Global mobile fraud levels cost the industry an estimated U.S. $38 billion 2015 according to the latest CFCA survey. Most major attacks today are ‘fraud cocktails’: unpredictable mixtures of several fraud types.

The chief reason that operators are unable to detect complex new fraud is that approaches currently used to detect fraud in communications networks typically rely on static rules with pre-set thresholds, and can only detect known fraud types. Modern cyber-attacks evolve faster than an analyst can write rules to detect them.
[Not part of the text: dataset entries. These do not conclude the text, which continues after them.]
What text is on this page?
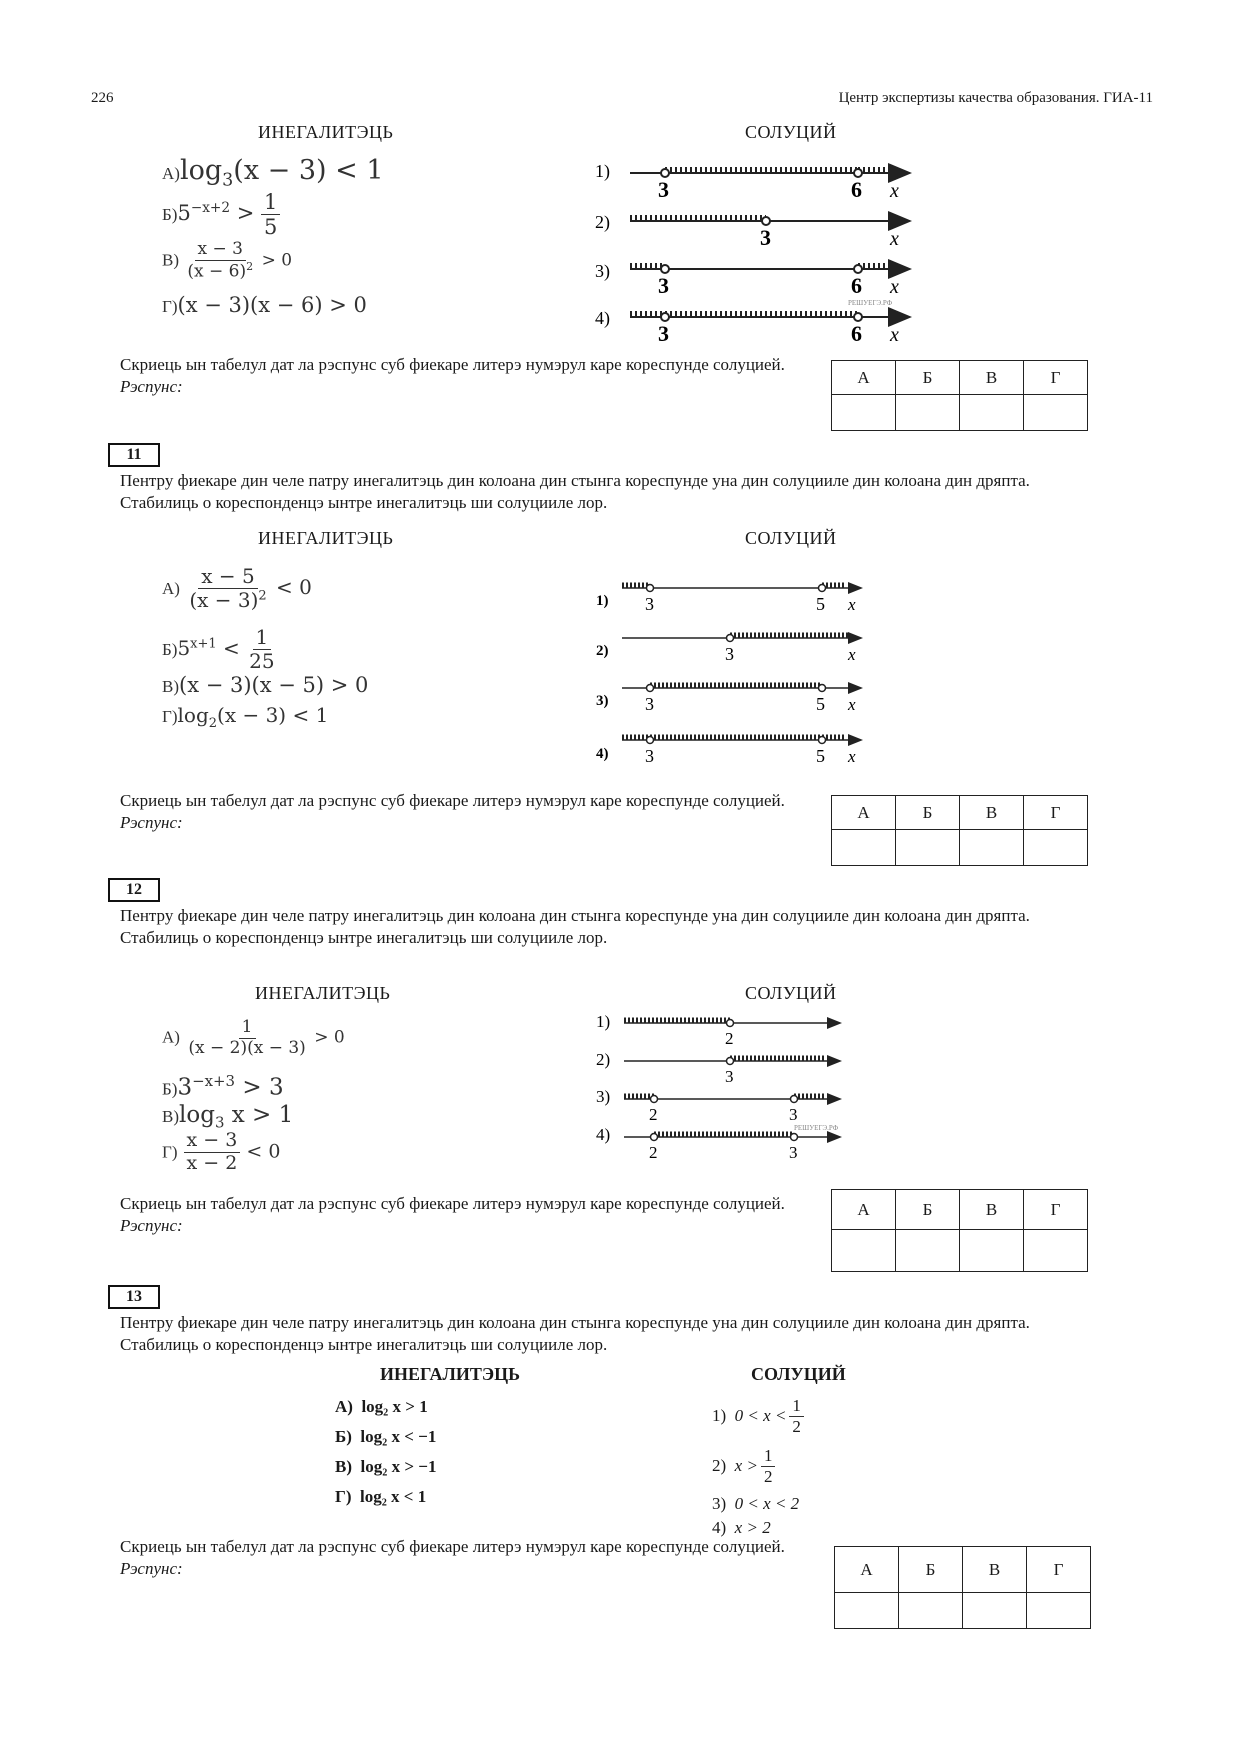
226	Центр экспертизы качества образования. ГИА-11
ИНЕГАЛИТЭЦЬ	СОЛУЦИЙ
$А)\log_3(x - 3) < 1$
$Б)5^{-x+2} > \frac{1}{5}$
$В) \frac{x - 3}{(x - 6)^2} > 0$
Г)(x − 3)(x − 6) > 0
1)
2)
3)
4)
3	6 x
3	x
3	6 x
РЕШУЕГЭ.РФ
3	6 x
Скриець ын табелул дат ла рэспунс суб фиекаре литерэ нумэрул каре кореспунде солуцией. Рэспунс:	А	Б	В	Г

11
Пентру фиекаре дин челе патру инегалитэць дин колоана дин стынга кореспунде уна дин солуцииле дин колоана дин дряпта. Стабилиць о кореспонденцэ ынтре инегалитэць ши солуцииле лор.
ИНЕГАЛИТЭЦЬ	СОЛУЦИЙ
$А) \frac{x - 5}{(x - 3)^2} < 0$
$Б)5^{x+1} < \frac{1}{25}$
В)(x − 3)(x − 5) > 0
$Г)\log_2(x - 3) < 1$
1)
2)
3)
4)
3	5 x
3	x
3	5 x
3	5 x
Скриець ын табелул дат ла рэспунс суб фиекаре литерэ нумэрул каре кореспунде солуцией. Рэспунс:
А	Б	В	Г

12
Пентру фиекаре дин челе патру инегалитэць дин колоана дин стынга кореспунде уна дин солуцииле дин колоана дин дряпта. Стабилиць о кореспонденцэ ынтре инегалитэць ши солуцииле лор.
ИНЕГАЛИТЭЦЬ	СОЛУЦИЙ
$А) \frac{1}{(x - 2)(x - 3)} > 0$
$Б)3^{-x+3} > 3$
$В)\log_3$ x > 1
$Г) \frac{x - 3}{x - 2} < 0$
1)
2)
3)
4)
2
3
2	3
РЕШУЕГЭ.РФ
2	3
Скриець ын табелул дат ла рэспунс суб фиекаре литерэ нумэрул каре кореспунде солуцией. Рэспунс:
А	Б	В	Г

13
Пентру фиекаре дин челе патру инегалитэць дин колоана дин стынга кореспунде уна дин солуцииле дин колоана дин дряпта. Стабилиць о кореспонденцэ ынтре инегалитэць ши солуцииле лор.
ИНЕГАЛИТЭЦЬ	СОЛУЦИЙ
А) log₂ x > 1
Б) log₂ x < −1
В) log₂ x > −1
Г) log₂ x < 1
1)
$0 < x < \frac{1}{2}$
2)
$x > \frac{1}{2}$
3) 0 < x < 2
4) x > 2
Скриець ын табелул дат ла рэспунс суб фиекаре литерэ нумэрул каре кореспунде солуцией. Рэспунс:	А	Б	В	Г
This type of mutating attack happens on a massive scale, siphoning off millions of dollars in just a few minutes, and is impervious to detection with traditional methods.

Rapid identification of suspicious traffic is the ultimate goal of telco fraud analysts but again, most existing fraud prevention technologies require time-consuming manual review resulting in costly delays in remediation.

There is a growing need for new fraud detection solutions that can adapt to evolving network crime and usage patterns and all the signs point to machine learning as the answer,” said Mohan Gyani, member of the Argyle Data Board of Directors and former president and CEO of AT&T Wireless Mobility. “Facebook, Google, and LinkedIn have pioneered big data and machine learning approaches to protecting their subscribers and gaining insight on vast amounts of data. The way in which Argyle Data is applying its supervised and unsupervised machine learning techniques to solve fraud in the mobile industry is highly innovative. Their upcoming research with CMU will provide further evidence of their leadership in this field.”

Argyle Data is used by the world’s leading mobile operators to detect fraud, profit, and SLA threats that cost the industry $38 billion per year. Argyle Data’s industry-leading native Hadoop application suite uses the latest machine learning technologies against a unique, comprehensive data lake to give communications service providers a 360-degree view of user activities, allowing them to detect in real time the previously undiscoverable revenue threats and attack patterns being waged against their networks.

Not all anomalies are fraud, but all fraud is anomalous. The only way to detect anomalies in real time is to apply machine learning at massive scale,” commented Robbie Lynch of telecommunications consulting firm Robbie Lynch & Associates, a member of the GSMA Fraud & Security Group, and former Fraud & Security Manager at Vodafone. “This was not possible until the advent of unsupervised machine learning, which makes it possible to analyze massive amounts of data in seconds and present instant alerts about anomalous traffic to fraud analysts. Argyle Data’s big data machine learning system is meeting a clear need for innovation in this area.”